Though she was disappointed by the jury’s decision, Adrienne intends to exhaust all her options. She plans to request a special prosecutor.

“I’m still seeking ways for criminal charges,” she says.

Meanwhile, she also plans to continue to work with the People’s Justice Project, a local organization that advocates for prevention- and treatment-focused policies in place of incarceration of Ohio residents, particularly young individuals and people of color. Along with supporting Adrienne leading

up to and during the trial, the group is a good fit for Adrienne, who once dreamt of opening an outreach center for youth, with a focus on prevention.

“There’s a lot that needs to happen in our community,” Adrienne says. “One thing that has been taken out of our communities is education—having schools equipped with better education to give our kids more tools to be successful, to be prepared for the world. So what you have to do is start putting those tools back into our community.”
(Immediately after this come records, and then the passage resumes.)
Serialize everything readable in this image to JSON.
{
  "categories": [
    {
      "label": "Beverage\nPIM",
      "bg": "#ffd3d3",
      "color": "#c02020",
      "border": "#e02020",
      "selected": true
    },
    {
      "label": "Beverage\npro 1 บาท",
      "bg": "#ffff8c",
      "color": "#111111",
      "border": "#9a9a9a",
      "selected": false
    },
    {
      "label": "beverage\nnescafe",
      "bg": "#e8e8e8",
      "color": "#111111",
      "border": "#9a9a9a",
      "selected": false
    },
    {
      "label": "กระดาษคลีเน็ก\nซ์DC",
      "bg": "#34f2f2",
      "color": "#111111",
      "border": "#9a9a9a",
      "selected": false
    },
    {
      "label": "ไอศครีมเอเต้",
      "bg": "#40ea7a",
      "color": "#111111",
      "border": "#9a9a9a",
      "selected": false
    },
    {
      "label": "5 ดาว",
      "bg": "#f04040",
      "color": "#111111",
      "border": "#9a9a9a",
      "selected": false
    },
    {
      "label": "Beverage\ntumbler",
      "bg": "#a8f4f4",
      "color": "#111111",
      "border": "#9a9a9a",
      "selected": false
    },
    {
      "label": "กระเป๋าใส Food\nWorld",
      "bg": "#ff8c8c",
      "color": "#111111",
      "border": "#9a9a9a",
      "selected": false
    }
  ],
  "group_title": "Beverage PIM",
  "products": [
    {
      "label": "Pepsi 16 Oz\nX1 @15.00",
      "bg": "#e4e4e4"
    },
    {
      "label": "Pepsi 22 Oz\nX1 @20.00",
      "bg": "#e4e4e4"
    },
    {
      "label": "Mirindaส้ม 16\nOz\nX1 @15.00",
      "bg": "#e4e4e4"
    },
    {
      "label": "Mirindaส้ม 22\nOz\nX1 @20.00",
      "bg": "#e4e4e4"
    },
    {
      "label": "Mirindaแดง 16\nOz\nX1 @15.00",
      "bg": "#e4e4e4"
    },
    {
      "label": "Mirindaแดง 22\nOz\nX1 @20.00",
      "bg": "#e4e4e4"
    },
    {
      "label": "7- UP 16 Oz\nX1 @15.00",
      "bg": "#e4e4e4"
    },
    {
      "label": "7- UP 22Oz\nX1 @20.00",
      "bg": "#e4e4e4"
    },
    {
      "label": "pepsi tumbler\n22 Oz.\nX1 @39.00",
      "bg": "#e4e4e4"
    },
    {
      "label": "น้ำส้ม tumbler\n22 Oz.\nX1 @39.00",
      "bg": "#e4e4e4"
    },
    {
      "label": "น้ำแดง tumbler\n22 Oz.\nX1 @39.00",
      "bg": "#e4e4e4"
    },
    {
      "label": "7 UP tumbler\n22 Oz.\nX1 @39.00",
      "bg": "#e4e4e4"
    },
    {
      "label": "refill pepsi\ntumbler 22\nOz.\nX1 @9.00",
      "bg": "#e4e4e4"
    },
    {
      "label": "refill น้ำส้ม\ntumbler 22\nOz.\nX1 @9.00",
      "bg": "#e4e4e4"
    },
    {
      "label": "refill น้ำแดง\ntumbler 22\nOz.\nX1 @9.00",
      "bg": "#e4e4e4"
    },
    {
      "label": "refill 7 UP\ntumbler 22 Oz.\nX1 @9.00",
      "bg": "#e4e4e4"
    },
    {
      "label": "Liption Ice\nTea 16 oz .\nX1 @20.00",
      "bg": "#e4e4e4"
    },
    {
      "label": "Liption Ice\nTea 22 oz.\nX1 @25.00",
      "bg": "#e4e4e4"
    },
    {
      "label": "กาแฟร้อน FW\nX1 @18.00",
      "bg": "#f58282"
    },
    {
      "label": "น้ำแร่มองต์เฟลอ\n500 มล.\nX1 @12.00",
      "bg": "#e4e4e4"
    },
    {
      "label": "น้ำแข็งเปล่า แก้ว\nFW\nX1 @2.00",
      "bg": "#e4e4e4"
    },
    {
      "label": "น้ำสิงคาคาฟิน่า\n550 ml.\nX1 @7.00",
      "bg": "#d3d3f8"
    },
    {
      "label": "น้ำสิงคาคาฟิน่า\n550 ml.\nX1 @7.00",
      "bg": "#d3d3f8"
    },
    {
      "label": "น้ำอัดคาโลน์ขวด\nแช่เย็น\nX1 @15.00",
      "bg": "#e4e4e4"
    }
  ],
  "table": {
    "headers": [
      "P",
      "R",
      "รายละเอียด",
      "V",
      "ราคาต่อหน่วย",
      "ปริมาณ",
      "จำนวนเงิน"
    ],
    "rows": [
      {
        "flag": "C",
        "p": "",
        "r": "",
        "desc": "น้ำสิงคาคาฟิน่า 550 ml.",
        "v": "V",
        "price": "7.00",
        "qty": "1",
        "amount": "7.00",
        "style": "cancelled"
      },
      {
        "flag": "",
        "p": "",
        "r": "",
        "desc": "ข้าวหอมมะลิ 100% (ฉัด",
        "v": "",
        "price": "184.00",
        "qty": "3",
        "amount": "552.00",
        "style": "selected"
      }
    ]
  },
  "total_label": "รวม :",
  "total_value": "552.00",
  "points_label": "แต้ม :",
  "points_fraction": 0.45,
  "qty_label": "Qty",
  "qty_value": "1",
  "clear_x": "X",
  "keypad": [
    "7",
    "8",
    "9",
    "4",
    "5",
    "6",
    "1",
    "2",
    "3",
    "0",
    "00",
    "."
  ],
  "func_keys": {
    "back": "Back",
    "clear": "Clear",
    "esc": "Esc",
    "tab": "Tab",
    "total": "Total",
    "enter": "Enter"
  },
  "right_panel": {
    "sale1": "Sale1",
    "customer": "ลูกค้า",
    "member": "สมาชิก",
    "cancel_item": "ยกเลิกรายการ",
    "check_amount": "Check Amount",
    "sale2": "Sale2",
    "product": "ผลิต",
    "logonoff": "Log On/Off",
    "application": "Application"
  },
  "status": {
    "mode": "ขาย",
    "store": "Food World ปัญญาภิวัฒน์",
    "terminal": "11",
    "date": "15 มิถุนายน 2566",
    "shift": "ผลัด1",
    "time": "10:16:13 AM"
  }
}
She says she also wants to see more diversity in the city’s police force to help bridge cultural divides.

“They need to hire more people that look like us,” she says.

Adrienne also works with other local advocacy organizations, as well as the families of Tyre King, Kawme Patrick and Jaron Thomas, who also died by police shootings and are represented by the same attorney as Adrienne, to organize protests and raise awareness about their cause.

“So I’ve really just been trying to get everybody to be on the same page and move all of these groups into something powerful and effective to where our city officials see that we’re not going anywhere,” Adrienne says.

Adrienne has a calm fierceness about her. When she talks about her son, you can’t help but share in her genuine pain, even having never met him. The hurt from the loss of a child can’t be healed, no matter how long it’s been.

“I mean, yeah, you learn how to continue living, but the pain just never goes away,” she says.

But her suffering doesn’t make her weak in any sense of the word. No, she wears her grief with grace and dignity, always a fighter. Fighting to keep her son’s story alive, and fighting for the strength to continue on, one day at a time, even when she faces overwhelm.

“I can always hear him say, ‘You ain’t no punk, Mom. Get up!’ That’s what he would say,” she says with a big laugh. “That’s my guy. And I do. I dry my eyes, and I’m like, ‘You’re right. Let’s go another round.’ I’m not afraid. I guess that’s why he always told me I ain’t no punk.”